Lazur
Lazur – galeria
Lazur – to całkiem spora mapa dla piechoty. Jej układ jest tak skonstruowany, że zauważam, iż ktoś zdecydował się stworzyć mapę w oparciu o model długich i dość szerokich tuneli – w efekcie sporo mamy gry na odległość, gdzie przeciwnicy leżą plackiem na końcach korytarzy. Trochę mi to nie odpowiada, myślę, że powinno być sporo różnego rodzaju skrzynek, beczek i innego rodzaju złomu za którym można się chować. Nie oznacza to jednak, że w aktualnej formie mapa do niczego się nie nadaje.
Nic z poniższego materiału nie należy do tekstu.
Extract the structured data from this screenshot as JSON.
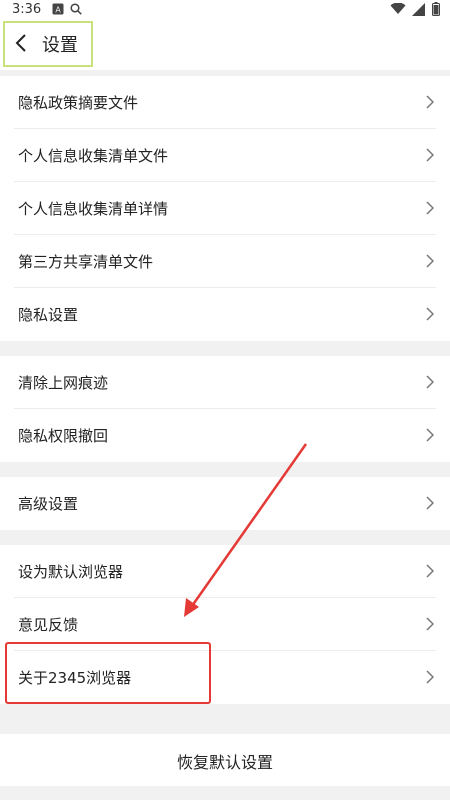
{
  "status_bar": {
    "time": "3:36",
    "icons": [
      "a-icon",
      "search-icon",
      "wifi-icon",
      "battery-icon"
    ]
  },
  "header": {
    "title": "设置",
    "back_icon": "chevron-left-icon",
    "highlight_color": "#c9e07e"
  },
  "groups": [
    {
      "items": [
        {
          "label": "隐私政策摘要文件"
        },
        {
          "label": "个人信息收集清单文件"
        },
        {
          "label": "个人信息收集清单详情"
        },
        {
          "label": "第三方共享清单文件"
        },
        {
          "label": "隐私设置"
        }
      ]
    },
    {
      "items": [
        {
          "label": "清除上网痕迹"
        },
        {
          "label": "隐私权限撤回"
        }
      ]
    },
    {
      "items": [
        {
          "label": "高级设置"
        }
      ]
    },
    {
      "items": [
        {
          "label": "设为默认浏览器"
        },
        {
          "label": "意见反馈"
        },
        {
          "label": "关于2345浏览器"
        }
      ]
    }
  ],
  "footer": {
    "restore_label": "恢复默认设置"
  },
  "annotation": {
    "color": "#e53935"
  }
}
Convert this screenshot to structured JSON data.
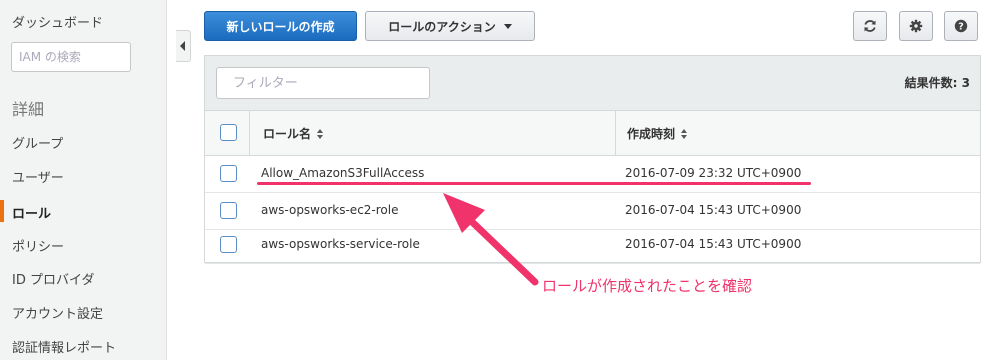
{
  "sidebar": {
    "dashboard": "ダッシュボード",
    "search_placeholder": "IAM の検索",
    "section_title": "詳細",
    "items": [
      {
        "label": "グループ"
      },
      {
        "label": "ユーザー"
      },
      {
        "label": "ロール"
      },
      {
        "label": "ポリシー"
      },
      {
        "label": "ID プロバイダ"
      },
      {
        "label": "アカウント設定"
      },
      {
        "label": "認証情報レポート"
      }
    ],
    "active_item": "ロール",
    "accent_color": "#ec7211"
  },
  "toolbar": {
    "create_role": "新しいロールの作成",
    "role_actions": "ロールのアクション",
    "icons": [
      "refresh-icon",
      "gear-icon",
      "help-icon"
    ]
  },
  "filter": {
    "placeholder": "フィルター",
    "result_count": "結果件数: 3"
  },
  "table": {
    "columns": [
      "ロール名",
      "作成時刻"
    ],
    "rows": [
      {
        "name": "Allow_AmazonS3FullAccess",
        "created": "2016-07-09 23:32 UTC+0900"
      },
      {
        "name": "aws-opsworks-ec2-role",
        "created": "2016-07-04 15:43 UTC+0900"
      },
      {
        "name": "aws-opsworks-service-role",
        "created": "2016-07-04 15:43 UTC+0900"
      }
    ]
  },
  "annotation": {
    "text": "ロールが作成されたことを確認",
    "color": "#f0336a"
  }
}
Wręcz przeciwnie – jest to moim zdaniem jedna z map z lepszym układem, a elementów do schronienia jest w dostatecznej ilości, no może paru oprócz paru korytarzy wewnątrz budynków.
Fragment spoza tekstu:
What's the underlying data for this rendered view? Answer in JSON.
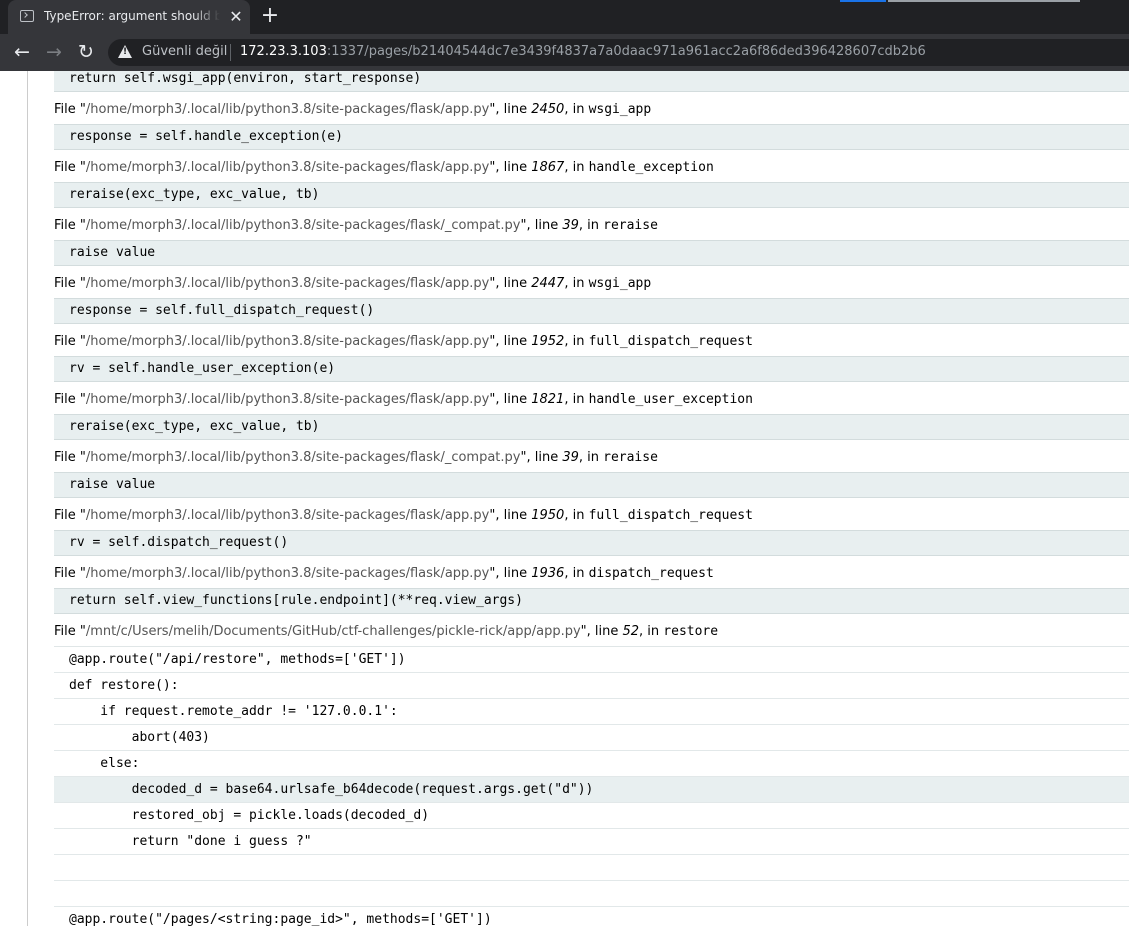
{
  "browser": {
    "tab_title": "TypeError: argument should be a bytes-like object or ASCII string, not 'NoneType'",
    "tab_close": "✕",
    "new_tab": "+",
    "back": "←",
    "forward": "→",
    "reload": "↻",
    "security_label": "Güvenli değil",
    "url_host": "172.23.3.103",
    "url_rest": ":1337/pages/b21404544dc7e3439f4837a7a0daac971a961acc2a6f86ded396428607cdb2b6"
  },
  "traceback": {
    "first_line": "return self.wsgi_app(environ, start_response)",
    "frames": [
      {
        "file": "/home/morph3/.local/lib/python3.8/site-packages/flask/app.py",
        "line": "2450",
        "func": "wsgi_app",
        "code": "response = self.handle_exception(e)"
      },
      {
        "file": "/home/morph3/.local/lib/python3.8/site-packages/flask/app.py",
        "line": "1867",
        "func": "handle_exception",
        "code": "reraise(exc_type, exc_value, tb)"
      },
      {
        "file": "/home/morph3/.local/lib/python3.8/site-packages/flask/_compat.py",
        "line": "39",
        "func": "reraise",
        "code": "raise value"
      },
      {
        "file": "/home/morph3/.local/lib/python3.8/site-packages/flask/app.py",
        "line": "2447",
        "func": "wsgi_app",
        "code": "response = self.full_dispatch_request()"
      },
      {
        "file": "/home/morph3/.local/lib/python3.8/site-packages/flask/app.py",
        "line": "1952",
        "func": "full_dispatch_request",
        "code": "rv = self.handle_user_exception(e)"
      },
      {
        "file": "/home/morph3/.local/lib/python3.8/site-packages/flask/app.py",
        "line": "1821",
        "func": "handle_user_exception",
        "code": "reraise(exc_type, exc_value, tb)"
      },
      {
        "file": "/home/morph3/.local/lib/python3.8/site-packages/flask/_compat.py",
        "line": "39",
        "func": "reraise",
        "code": "raise value"
      },
      {
        "file": "/home/morph3/.local/lib/python3.8/site-packages/flask/app.py",
        "line": "1950",
        "func": "full_dispatch_request",
        "code": "rv = self.dispatch_request()"
      },
      {
        "file": "/home/morph3/.local/lib/python3.8/site-packages/flask/app.py",
        "line": "1936",
        "func": "dispatch_request",
        "code": "return self.view_functions[rule.endpoint](**req.view_args)"
      }
    ],
    "last_frame": {
      "file": "/mnt/c/Users/melih/Documents/GitHub/ctf-challenges/pickle-rick/app/app.py",
      "line": "52",
      "func": "restore",
      "source": [
        {
          "text": "@app.route(\"/api/restore\", methods=['GET'])",
          "current": false
        },
        {
          "text": "def restore():",
          "current": false
        },
        {
          "text": "    if request.remote_addr != '127.0.0.1':",
          "current": false
        },
        {
          "text": "        abort(403)",
          "current": false
        },
        {
          "text": "    else:",
          "current": false
        },
        {
          "text": "        decoded_d = base64.urlsafe_b64decode(request.args.get(\"d\"))",
          "current": true
        },
        {
          "text": "        restored_obj = pickle.loads(decoded_d)",
          "current": false
        },
        {
          "text": "        return \"done i guess ?\"",
          "current": false
        },
        {
          "text": "",
          "current": false
        },
        {
          "text": "",
          "current": false
        },
        {
          "text": "@app.route(\"/pages/<string:page_id>\", methods=['GET'])",
          "current": false
        }
      ]
    },
    "labels": {
      "file_prefix": "File \"",
      "line_sep": "\", line ",
      "in_sep": ", in "
    }
  }
}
Wracając do wyglądu – jak łatwo zauważyć z galerii mamy do czynienia z kolejną zniszczona faktorią z bocznica kolejową. Cóż, na wojnie rzadko kiedy bito się o pastwiska :)
Kilka przejść do punktów kontrolnych wymusza współpracę rozbitych na mniejsze grupy graczy – odpowiednio rozłożeni w defensywie Niemcy potrafią kosić niemiłosiernie nawet przy sporej liczebnej przewadze wroga. O ile przejścia bokami przeważnie są do walki na odległość, o tyle atak środkiem pomiędzy wagonami często zamienia się na walkę kontaktową. Jest widać kilka miejsc wymarzonych dla snajperów, ale żeby nie było tak łatwo nie można znaleźć prostego oparcia pod broń – inaczej myślę, że żaden rusek by nie przeszedł między wagonami :D
Gra się najlepiej przy większości graczy, wtedy nie czuje się tak boleśnie oczekiwania na posiłki, za to wymiana ognia się kondensuje. Dość duże luzy w zabudowaniu powodują, że nie ma za często ekscytujących potrójnych fragów za pomocą granatu.
Ważna rzecz, trzeba na mapę poświęcić kilka gier aby w pełni ją docenić. Z początku może się wydawać beznadziejna bo się ciągle ginie, ale łatwo jest się nauczyć, gdzie są punkty strategiczne.